Ausstellung: Künstlerischer Protest und iranische Perspektiven
Den Auftakt bildet im Kunstraum hase29 die Ausstellung „Widerstand – Von feinen Rissen und tiefen Erschütterungen“, die am 8. Mai 2026 um 19:00 Uhr eröffnet wird. Die Arbeiten von Homa Emami, Parastou Forouhar, Nazanin Noori und Anahita Razmi thematisieren Widerstand vor dem Hintergrund politischer Repressionen im Iran und zeigen neue Perspektiven auf Identität und Transformation. Ergänzt wird die Eröffnung um 20:00 Uhr durch eine Performance von Ghazal Ramzani.
Lesung: Biografie und die Spuren der Diaspora
Die literarische Perspektive wird am 20. Mai 2026 durch die Lesung „Dinosaurierkind“ von Maryam Aras vertieft. In Kooperation mit dem Literaturbüro Westniedersachsen beleuchtet die Autorin die politische Biografie ihres Vaters und füllt damit Leerstellen in der Geschichtsschreibung der iranischen Diaspora. Die Veranstaltung im Kunstraum hase29 wird von Dr. Jens Peters moderiert; der Besuch ist ohne Anmeldung auf Spendenbasis möglich.

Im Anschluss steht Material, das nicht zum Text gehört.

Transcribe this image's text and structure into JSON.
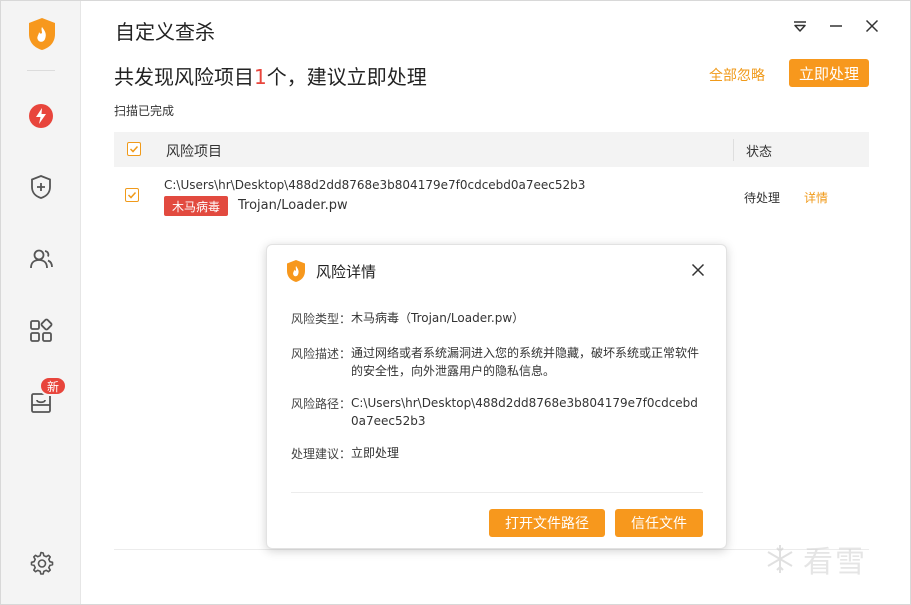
{
  "window": {
    "title": "自定义查杀"
  },
  "sidebar": {
    "items": [
      {
        "name": "quick-scan",
        "icon": "lightning-icon"
      },
      {
        "name": "protection",
        "icon": "shield-plus-icon"
      },
      {
        "name": "accounts",
        "icon": "users-icon"
      },
      {
        "name": "apps",
        "icon": "apps-grid-icon"
      },
      {
        "name": "toolbox",
        "icon": "box-icon",
        "badge": "新"
      },
      {
        "name": "settings",
        "icon": "gear-icon"
      }
    ]
  },
  "header": {
    "headline_prefix": "共发现风险项目",
    "headline_count": "1",
    "headline_suffix": "个，建议立即处理",
    "ignore_all": "全部忽略",
    "handle_now": "立即处理",
    "scan_status": "扫描已完成"
  },
  "table": {
    "col_risk": "风险项目",
    "col_status": "状态",
    "rows": [
      {
        "path": "C:\\Users\\hr\\Desktop\\488d2dd8768e3b804179e7f0cdcebd0a7eec52b3",
        "tag": "木马病毒",
        "name": "Trojan/Loader.pw",
        "status": "待处理",
        "detail": "详情"
      }
    ]
  },
  "modal": {
    "title": "风险详情",
    "type_label": "风险类型：",
    "type_value": "木马病毒（Trojan/Loader.pw）",
    "desc_label": "风险描述：",
    "desc_value": "通过网络或者系统漏洞进入您的系统并隐藏，破坏系统或正常软件的安全性，向外泄露用户的隐私信息。",
    "path_label": "风险路径：",
    "path_value": "C:\\Users\\hr\\Desktop\\488d2dd8768e3b804179e7f0cdcebd0a7eec52b3",
    "advice_label": "处理建议：",
    "advice_value": "立即处理",
    "btn_open_path": "打开文件路径",
    "btn_trust": "信任文件"
  },
  "watermark": {
    "text": "看雪"
  },
  "colors": {
    "accent": "#f7981d",
    "danger": "#e24a3f",
    "link": "#f09a1a"
  }
}
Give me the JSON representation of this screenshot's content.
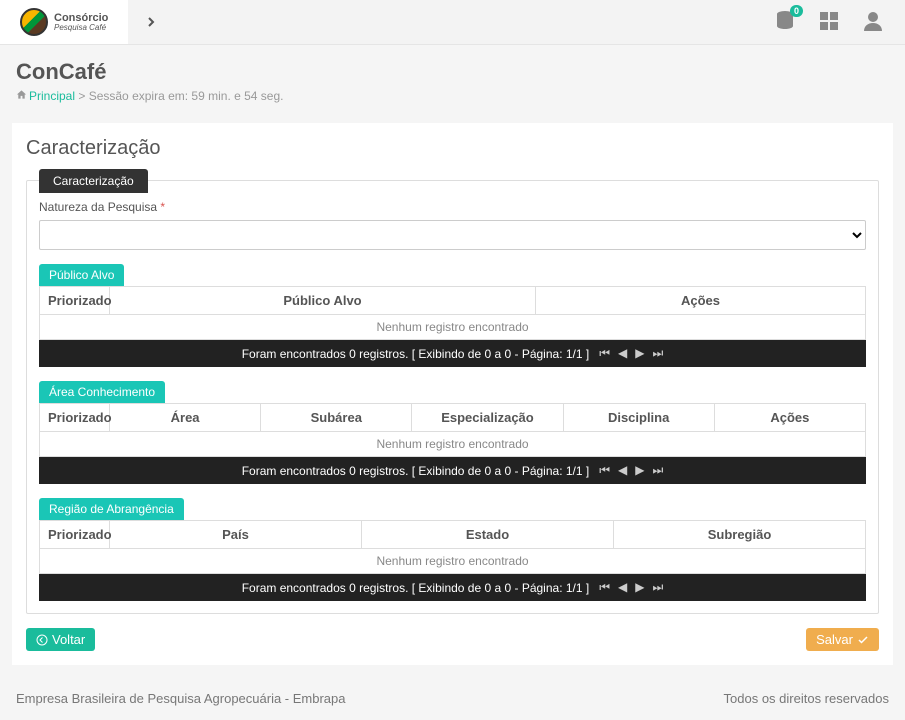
{
  "app": {
    "logo_title": "Consórcio",
    "logo_sub": "Pesquisa Café",
    "badge_count": "0"
  },
  "header": {
    "page_title": "ConCafé",
    "breadcrumb_link": "Principal",
    "breadcrumb_rest": " > Sessão expira em: 59 min. e 54 seg."
  },
  "panel": {
    "title": "Caracterização",
    "tab_label": "Caracterização",
    "natureza_label": "Natureza da Pesquisa",
    "required_mark": "*"
  },
  "sections": {
    "publico": {
      "tag": "Público Alvo",
      "cols": [
        "Priorizado",
        "Público Alvo",
        "Ações"
      ],
      "empty": "Nenhum registro encontrado",
      "pager": "Foram encontrados 0 registros. [ Exibindo de 0 a 0 - Página: 1/1 ]"
    },
    "area": {
      "tag": "Área Conhecimento",
      "cols": [
        "Priorizado",
        "Área",
        "Subárea",
        "Especialização",
        "Disciplina",
        "Ações"
      ],
      "empty": "Nenhum registro encontrado",
      "pager": "Foram encontrados 0 registros. [ Exibindo de 0 a 0 - Página: 1/1 ]"
    },
    "regiao": {
      "tag": "Região de Abrangência",
      "cols": [
        "Priorizado",
        "País",
        "Estado",
        "Subregião"
      ],
      "empty": "Nenhum registro encontrado",
      "pager": "Foram encontrados 0 registros. [ Exibindo de 0 a 0 - Página: 1/1 ]"
    }
  },
  "buttons": {
    "voltar": "Voltar",
    "salvar": "Salvar"
  },
  "footer": {
    "left": "Empresa Brasileira de Pesquisa Agropecuária - Embrapa",
    "right": "Todos os direitos reservados"
  }
}
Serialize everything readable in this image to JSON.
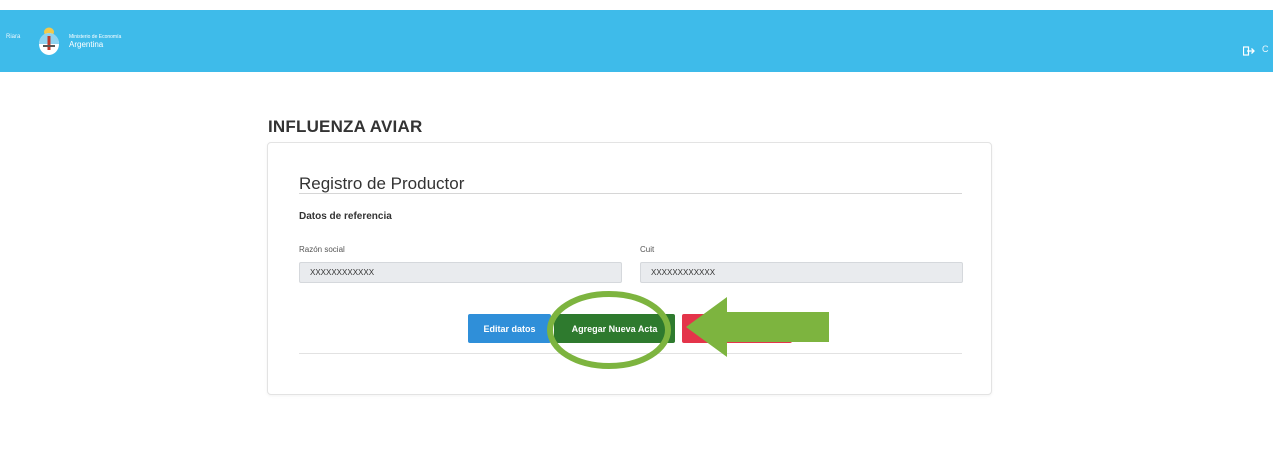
{
  "header": {
    "cut_text_left": "Riara",
    "ministry_label": "Ministerio de Economía",
    "country_label": "Argentina",
    "logout_cut_text": "C"
  },
  "page": {
    "title": "INFLUENZA AVIAR"
  },
  "form": {
    "title": "Registro de Productor",
    "section_title": "Datos de referencia",
    "razon_social": {
      "label": "Razón social",
      "value": "XXXXXXXXXXXX"
    },
    "cuit": {
      "label": "Cuit",
      "value": "XXXXXXXXXXXX"
    },
    "buttons": {
      "edit_label": "Editar datos",
      "add_label": "Agregar Nueva Acta",
      "third_label": ""
    }
  },
  "colors": {
    "header_bg": "#3ebbea",
    "edit_button": "#2f8fd9",
    "add_button": "#2e7a2e",
    "third_button": "#e4344a",
    "annotation_green": "#7db43f"
  },
  "icons": {
    "logo": "national-coat-of-arms",
    "logout": "sign-out-icon",
    "annotation_arrow": "left-arrow",
    "annotation_circle": "highlight-ellipse"
  }
}
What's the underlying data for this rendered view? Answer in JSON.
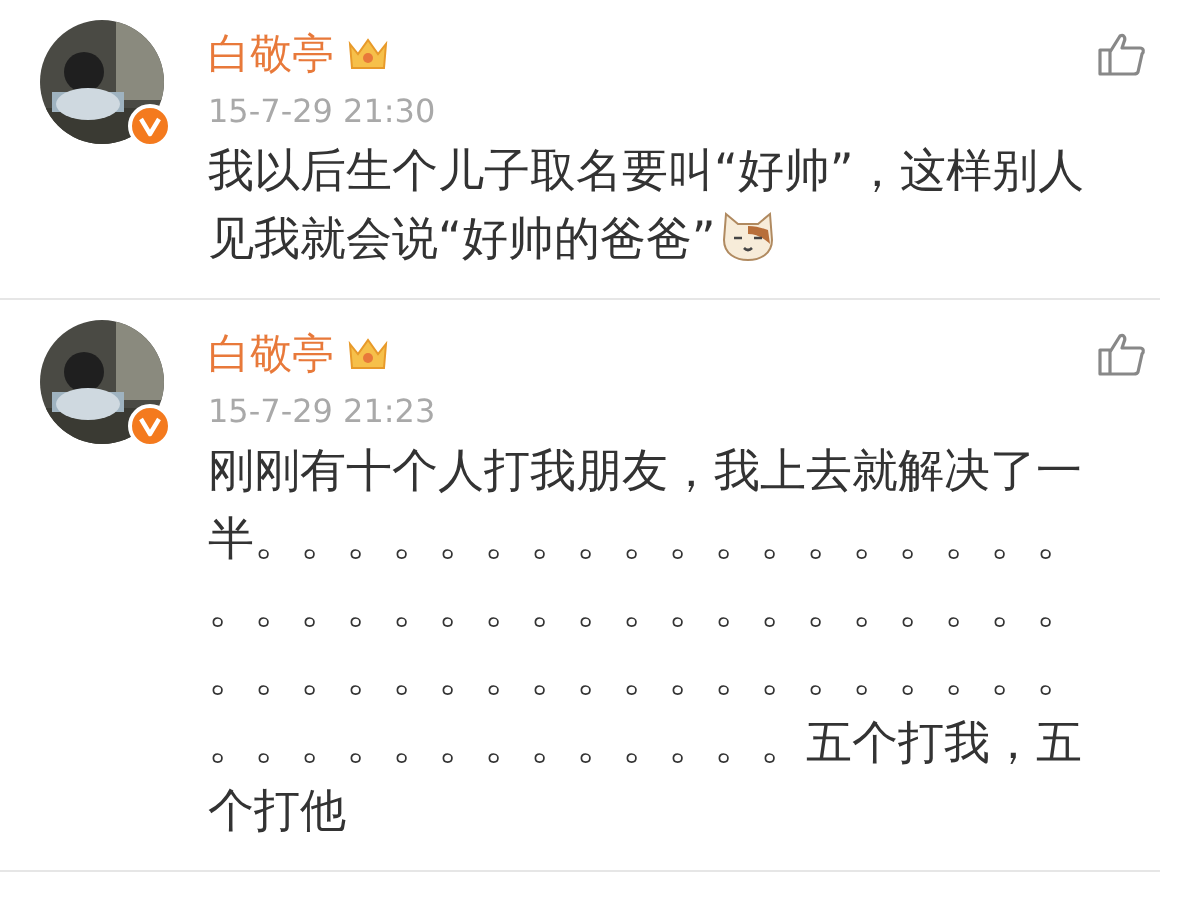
{
  "comments": [
    {
      "author": "白敬亭",
      "vip": true,
      "verified": true,
      "time": "15-7-29 21:30",
      "text": "我以后生个儿子取名要叫“好帅”，这样别人见我就会说“好帅的爸爸”",
      "emoji": true
    },
    {
      "author": "白敬亭",
      "vip": true,
      "verified": true,
      "time": "15-7-29 21:23",
      "text": "刚刚有十个人打我朋友，我上去就解决了一半。。。。。。。。。。。。。。。。。。。。。。。。。。。。。。。。。。。。。。。。。。。。。。。。。。。。。。。。。。。。。。。。。。。。。五个打我，五个打他",
      "emoji": false
    }
  ]
}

Akademie: Musikalische Begegnungen und neue Wege
Eine musikalische Erweiterung des Festivals ist vom 1. bis 7. August 2026 die „Morgenland Akademie – Summer Music Camp“. Im Tonstudio Fattoria Musica erarbeiten junge Talente aus Deutschland und Griechenland unter der Leitung von Nemat Battah, Bernhard Schimpelsberger und Mahan Mirarab neue Wege der Improvisation. Die Ergebnisse werden am 7. August in einem Abschlusskonzert in der Lagerhalle Osnabrück präsentiert. Das Projekt wird von der Gesellschaft der Freunde Morgenland Festival Osnabrück organisiert und maßgeblich von der ZEIT-Stiftung, der Stiftung Niedersachsen, der Stadt Osnabrück sowie der Stiftung der Sparkasse Osnabrück gefördert.
Kultur als Brücke in schwierigen Zeiten
Das Morgenland Festival Osnabrück unterstreicht erneut, dass Kultur eine entscheidende Brücke ist, um einander besser zu verstehen und schwierige Themen mutig anzusprechen. In einer Zeit verhärteter Fronten schafft das Festival einen Raum für echte Begegnungen. Es geht darum, zuzuhören, Neues zu entdecken und gemeinsam über die Grenzen hinweg über das nachzudenken, was uns alle bewegt.